Intro. to Data Visualization
Simple Graphs in Python
using
matplotlib and pyplot
What is data visualization?
• Data visualization is the graphical representation of information
and data.
– Can be achieved using visual elements like figures, charts, graphs, maps,
and more.
• Data visualization tools provide a way to present these figures
and graphs.
• Often, it is essential to analyze massive amounts of information
and make data-driven decisions.
– converting complex data into an easy to understand representation.
Matplotlib
• Matplotlib is one of the most powerful tools for data
visualization in Python.
• Matplotlib is an incredibly powerful (and beautiful!) 2-D
plotting library.
– It is easy to use and provides a huge number of examples for tackling
unique problems
• In order to get matplotlib into your script,
– first you need to import it, for example:
import matplotlib.pyplot as plt
• However, if it is not installed, you may need to install it:
– Easiest way to install matplotlib is using pip.
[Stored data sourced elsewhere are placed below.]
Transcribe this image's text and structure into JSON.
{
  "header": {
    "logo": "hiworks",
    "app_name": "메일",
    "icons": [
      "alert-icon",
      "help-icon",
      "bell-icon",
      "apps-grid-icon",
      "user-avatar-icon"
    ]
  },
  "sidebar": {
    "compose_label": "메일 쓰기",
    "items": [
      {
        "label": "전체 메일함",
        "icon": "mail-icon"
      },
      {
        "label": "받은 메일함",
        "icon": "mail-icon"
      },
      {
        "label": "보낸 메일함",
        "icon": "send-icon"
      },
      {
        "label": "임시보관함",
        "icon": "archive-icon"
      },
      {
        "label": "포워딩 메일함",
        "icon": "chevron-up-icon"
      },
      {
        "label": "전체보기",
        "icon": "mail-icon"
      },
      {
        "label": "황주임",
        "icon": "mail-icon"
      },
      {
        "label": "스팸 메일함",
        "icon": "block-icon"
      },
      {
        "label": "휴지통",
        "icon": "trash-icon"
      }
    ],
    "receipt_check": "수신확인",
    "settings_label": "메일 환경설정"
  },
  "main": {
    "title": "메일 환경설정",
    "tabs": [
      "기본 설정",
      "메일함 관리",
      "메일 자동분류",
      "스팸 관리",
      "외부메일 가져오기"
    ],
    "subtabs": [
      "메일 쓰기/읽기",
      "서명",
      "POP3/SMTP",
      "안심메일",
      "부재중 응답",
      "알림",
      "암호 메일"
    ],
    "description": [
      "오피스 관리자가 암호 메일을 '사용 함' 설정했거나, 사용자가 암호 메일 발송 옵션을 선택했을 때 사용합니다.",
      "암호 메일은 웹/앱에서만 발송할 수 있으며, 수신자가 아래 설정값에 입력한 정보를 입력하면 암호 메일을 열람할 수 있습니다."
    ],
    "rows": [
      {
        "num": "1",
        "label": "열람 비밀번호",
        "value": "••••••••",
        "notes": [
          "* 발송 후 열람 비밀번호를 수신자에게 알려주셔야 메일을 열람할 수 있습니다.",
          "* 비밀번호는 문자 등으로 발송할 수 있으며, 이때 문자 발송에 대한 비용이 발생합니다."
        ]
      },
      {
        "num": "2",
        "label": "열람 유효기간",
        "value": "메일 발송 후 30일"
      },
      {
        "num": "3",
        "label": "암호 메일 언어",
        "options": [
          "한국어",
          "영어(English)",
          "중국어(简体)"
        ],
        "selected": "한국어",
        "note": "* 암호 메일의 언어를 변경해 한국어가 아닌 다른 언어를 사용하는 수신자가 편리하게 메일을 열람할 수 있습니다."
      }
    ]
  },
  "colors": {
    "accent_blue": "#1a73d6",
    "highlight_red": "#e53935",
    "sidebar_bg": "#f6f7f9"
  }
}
– Type the following command in the command prompt (cmd) or your
Linux shell;
• pip install matplotlib
• Note that you may need to run the above cmd as an administrator
matplotlib
• Strives to emulate MATLAB
– matplotlib.pyplot is a collection of command style functions that make
matplotlib work like MATLAB.
• Each pyplot function makes some change to the figure:
– e.g.,
• creates a figure,
• creates a plotting area in the figure,
• plots some lines in the plotting area,
• decorates the plot with labels, etc.
• Note that various states are preserved across function calls
• Whenever you plot with matplotlib, the two main code lines should be
considered:
– Type of graph
• this is where you define a bar chart, line chart, etc.
– Show the graph
• this is to display the graph
E.g. Matplotlib
• Matplotlib allows you to make easy things
• You can generate plots, histograms, power
spectra, bar charts, errorcharts, scatterplots,
etc., with just a few lines of code.
Line Graphs
import matplotlib.pyplot as plt
#create data for plotting
x_values = [0, 1, 2, 3, 4, 5 ]
y_values = [0, 1, 4, 9, 16,25]
#the default graph style for plot is a line
plt.plot(x_values, y_values)
#display the graph
plt.show()
More on Line Graph
• Note: if you provide a single list or
array to the plot() command,
– then matplotlib assumes it is a
sequence of y values, and
– automatically generates the
x values for you.
• Since python ranges start with 0,
the default x vector has the same
length as y but starts with 0.
– Hence the x data are[0, 1, 2, 3].
import matplotlib.pyplot as plt
plt.plot([1, 2, 3, 4])
plt.ylabel('some numbers')
plt.show()
pyplot
• text() : adds text in an arbitrary location
• xlabel(): adds text to the x-axis
• ylabel(): adds text to the y-axis
• title() : adds title to the plot
• clear() : removes all plots from the axes.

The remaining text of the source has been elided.